ST. LOUIS — He slithered his way around a chair, proffering a cookie as if it were an apple.
“Try it,” he hissed. “Try it, and you will gain knowledge.”
And so the photographer reached out with his thin snake’s arm and handed me a cookie that was made without butter. It was a vegan cookie.
“Try it,” he said again, flicking out his tongue to taste the air. “It’s surprisingly good.”
I have nothing against vegans personally, sometimes. In fact, the cookie in question had been brought to the newsroom as part of a farewell party for a photographer intern who was himself a vegan and was a perfectly nice fellow.
I missed the party, but circumstances required that I make a brief visit to the office the next day. On a table were a few leftovers from the party, including the last two vegan cookies and a bag of Oreos.

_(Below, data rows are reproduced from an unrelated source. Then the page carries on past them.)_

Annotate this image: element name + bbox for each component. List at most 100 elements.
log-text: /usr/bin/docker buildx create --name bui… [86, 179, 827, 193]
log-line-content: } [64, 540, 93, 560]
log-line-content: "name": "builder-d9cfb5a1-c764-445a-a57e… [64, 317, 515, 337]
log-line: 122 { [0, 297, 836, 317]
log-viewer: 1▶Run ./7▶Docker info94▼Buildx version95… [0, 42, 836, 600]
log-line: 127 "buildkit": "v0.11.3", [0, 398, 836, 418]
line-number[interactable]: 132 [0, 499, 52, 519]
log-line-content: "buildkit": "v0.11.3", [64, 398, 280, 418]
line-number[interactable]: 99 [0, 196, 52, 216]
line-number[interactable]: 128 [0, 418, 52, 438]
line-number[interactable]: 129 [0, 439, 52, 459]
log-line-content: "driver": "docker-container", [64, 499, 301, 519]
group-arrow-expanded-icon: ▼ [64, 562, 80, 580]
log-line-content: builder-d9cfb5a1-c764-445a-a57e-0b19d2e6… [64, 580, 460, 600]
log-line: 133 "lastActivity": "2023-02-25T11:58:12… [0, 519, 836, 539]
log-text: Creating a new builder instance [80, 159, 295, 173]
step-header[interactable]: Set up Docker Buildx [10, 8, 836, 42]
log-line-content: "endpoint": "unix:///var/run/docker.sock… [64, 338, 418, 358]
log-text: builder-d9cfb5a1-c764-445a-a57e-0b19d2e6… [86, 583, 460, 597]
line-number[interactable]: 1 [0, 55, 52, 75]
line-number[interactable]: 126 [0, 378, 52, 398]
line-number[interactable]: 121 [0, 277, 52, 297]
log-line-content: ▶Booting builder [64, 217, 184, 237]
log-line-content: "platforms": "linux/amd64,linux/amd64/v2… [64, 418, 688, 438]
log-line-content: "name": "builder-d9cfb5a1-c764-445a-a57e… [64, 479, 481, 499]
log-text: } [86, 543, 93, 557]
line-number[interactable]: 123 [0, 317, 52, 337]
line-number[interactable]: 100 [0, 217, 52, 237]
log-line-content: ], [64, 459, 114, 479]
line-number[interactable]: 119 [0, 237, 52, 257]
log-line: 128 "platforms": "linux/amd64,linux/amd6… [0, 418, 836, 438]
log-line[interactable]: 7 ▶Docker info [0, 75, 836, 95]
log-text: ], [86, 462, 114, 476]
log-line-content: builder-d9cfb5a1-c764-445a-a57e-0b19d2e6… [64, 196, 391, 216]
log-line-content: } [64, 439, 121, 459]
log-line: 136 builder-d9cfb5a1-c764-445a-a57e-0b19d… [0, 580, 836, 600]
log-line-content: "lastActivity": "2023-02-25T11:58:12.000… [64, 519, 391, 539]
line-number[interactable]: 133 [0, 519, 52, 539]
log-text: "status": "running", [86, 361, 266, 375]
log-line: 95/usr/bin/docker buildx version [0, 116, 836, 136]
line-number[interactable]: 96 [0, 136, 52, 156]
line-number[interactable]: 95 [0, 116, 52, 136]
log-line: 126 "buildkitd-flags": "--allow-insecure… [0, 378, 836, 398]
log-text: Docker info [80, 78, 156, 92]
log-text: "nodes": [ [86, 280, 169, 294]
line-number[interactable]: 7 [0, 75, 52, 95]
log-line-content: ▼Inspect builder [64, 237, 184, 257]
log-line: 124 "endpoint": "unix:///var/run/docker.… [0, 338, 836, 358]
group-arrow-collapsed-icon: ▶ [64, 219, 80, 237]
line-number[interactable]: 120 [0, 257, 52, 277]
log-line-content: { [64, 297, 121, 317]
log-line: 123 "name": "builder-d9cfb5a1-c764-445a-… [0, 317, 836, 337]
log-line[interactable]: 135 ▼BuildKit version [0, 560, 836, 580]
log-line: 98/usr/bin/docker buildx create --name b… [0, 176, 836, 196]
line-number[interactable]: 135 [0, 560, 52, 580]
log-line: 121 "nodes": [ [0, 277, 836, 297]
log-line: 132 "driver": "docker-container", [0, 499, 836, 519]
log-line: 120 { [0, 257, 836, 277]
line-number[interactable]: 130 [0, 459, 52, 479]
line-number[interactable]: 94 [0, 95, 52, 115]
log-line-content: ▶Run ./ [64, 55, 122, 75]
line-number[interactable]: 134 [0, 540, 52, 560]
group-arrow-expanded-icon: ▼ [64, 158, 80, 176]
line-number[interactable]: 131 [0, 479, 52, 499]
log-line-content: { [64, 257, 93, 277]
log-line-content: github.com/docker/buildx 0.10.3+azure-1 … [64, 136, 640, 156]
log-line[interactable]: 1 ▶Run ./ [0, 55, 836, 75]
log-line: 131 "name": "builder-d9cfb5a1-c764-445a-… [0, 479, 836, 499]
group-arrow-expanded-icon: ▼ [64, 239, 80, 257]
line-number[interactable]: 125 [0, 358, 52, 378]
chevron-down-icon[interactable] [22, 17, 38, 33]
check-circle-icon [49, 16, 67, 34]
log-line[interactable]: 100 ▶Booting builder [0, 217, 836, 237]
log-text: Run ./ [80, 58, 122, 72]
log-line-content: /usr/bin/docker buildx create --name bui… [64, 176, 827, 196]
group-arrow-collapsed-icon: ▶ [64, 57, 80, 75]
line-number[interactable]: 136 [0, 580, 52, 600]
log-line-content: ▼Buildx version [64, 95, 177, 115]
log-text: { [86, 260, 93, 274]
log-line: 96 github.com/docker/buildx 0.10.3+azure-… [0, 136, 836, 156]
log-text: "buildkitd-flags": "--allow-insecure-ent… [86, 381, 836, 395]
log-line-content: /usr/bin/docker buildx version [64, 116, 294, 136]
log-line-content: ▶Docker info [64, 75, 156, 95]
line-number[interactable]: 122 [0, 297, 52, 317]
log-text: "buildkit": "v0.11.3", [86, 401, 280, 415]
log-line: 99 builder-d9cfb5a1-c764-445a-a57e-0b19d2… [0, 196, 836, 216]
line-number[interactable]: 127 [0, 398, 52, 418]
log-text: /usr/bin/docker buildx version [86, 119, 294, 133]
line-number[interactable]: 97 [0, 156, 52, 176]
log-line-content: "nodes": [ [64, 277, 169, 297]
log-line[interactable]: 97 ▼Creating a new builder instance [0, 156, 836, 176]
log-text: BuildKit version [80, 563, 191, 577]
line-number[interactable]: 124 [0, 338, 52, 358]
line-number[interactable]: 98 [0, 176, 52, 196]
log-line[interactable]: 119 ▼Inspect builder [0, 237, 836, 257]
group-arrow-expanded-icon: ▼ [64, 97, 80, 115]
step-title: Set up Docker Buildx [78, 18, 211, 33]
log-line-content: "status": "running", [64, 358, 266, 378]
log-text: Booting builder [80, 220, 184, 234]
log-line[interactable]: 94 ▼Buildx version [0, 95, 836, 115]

I decided against the Oreos. I know what they taste like. I love them, of course, but I really don’t need the extra calories these days. And I was successfully listening to the angel on my shoulder about the vegan cookies until I talked to the photographer. He made them seem so … tempting.
So I bit into it.
At this point, I should probably state for the sake of accuracy that the scene did not play out exactly as I am writing it. I took a leftover cookie from a local baker’s box. A minute later, a photographer mentioned that the as-yet-uneaten cookie was vegan, and that it was surprisingly good.
Truth, I’m sorry to say, is duller than fiction.
I bit into the cookie, and it was excellent. It was as good as any cookie made with butter, and better than most.
My world was rocked. Everything was topsy-turvy. Black became white, day became night and the guys that women prize were just silly gigolos.
It had been perhaps the only incontrovertible rule in my life that cookies were not worth eating if they were not made with butter. They were not even fit to be called cookies.
But this cookie, which came from Aria’s Cookies and Confections in Edwardsville, Illinois, has turned my flimsy world on its head. (I hope to profile 17-year-old Aria herself in the very near future.) According to the company website, the cookies are made with vegan butter and almond milk.
Vegan butter has apparently progressed remarkably since the days of margarine, although the idea is the same. Both are made from vegetable oil (margarine can also technically be made from animal fat) mixed with water.
Vegan butter is also made from vegetable oil mixed with water, but as I understand it, the oils used (avocado, palm kernel or coconut, for example) are fancier, or at least more flavorful, than the ones used for margarine (corn, cottonseed, soy).
And almond milk is a relatively new ingredient, if you consider the 13th century relatively new. But it only became widely available in the last several years — and I have been avoiding vegan food throughout most of those.
Obviously, many — if not most — foods are naturally vegan. A peanut butter and jelly sandwich is vegan. A falafel is vegan. A baked potato is vegan, if you don’t put anything good on it.
What I have been largely avoiding have been vegan versions of non-vegan foods. Vegan milkshakes. Impossible burgers. And, of course, vegan chocolate-chip cookies.
But now, I have been to the mountaintop. I have seen the Promised Land. Vegan cookies are in my future.
But not the one I ate at the office. Most of that one broke off in my hand and fell to the floor.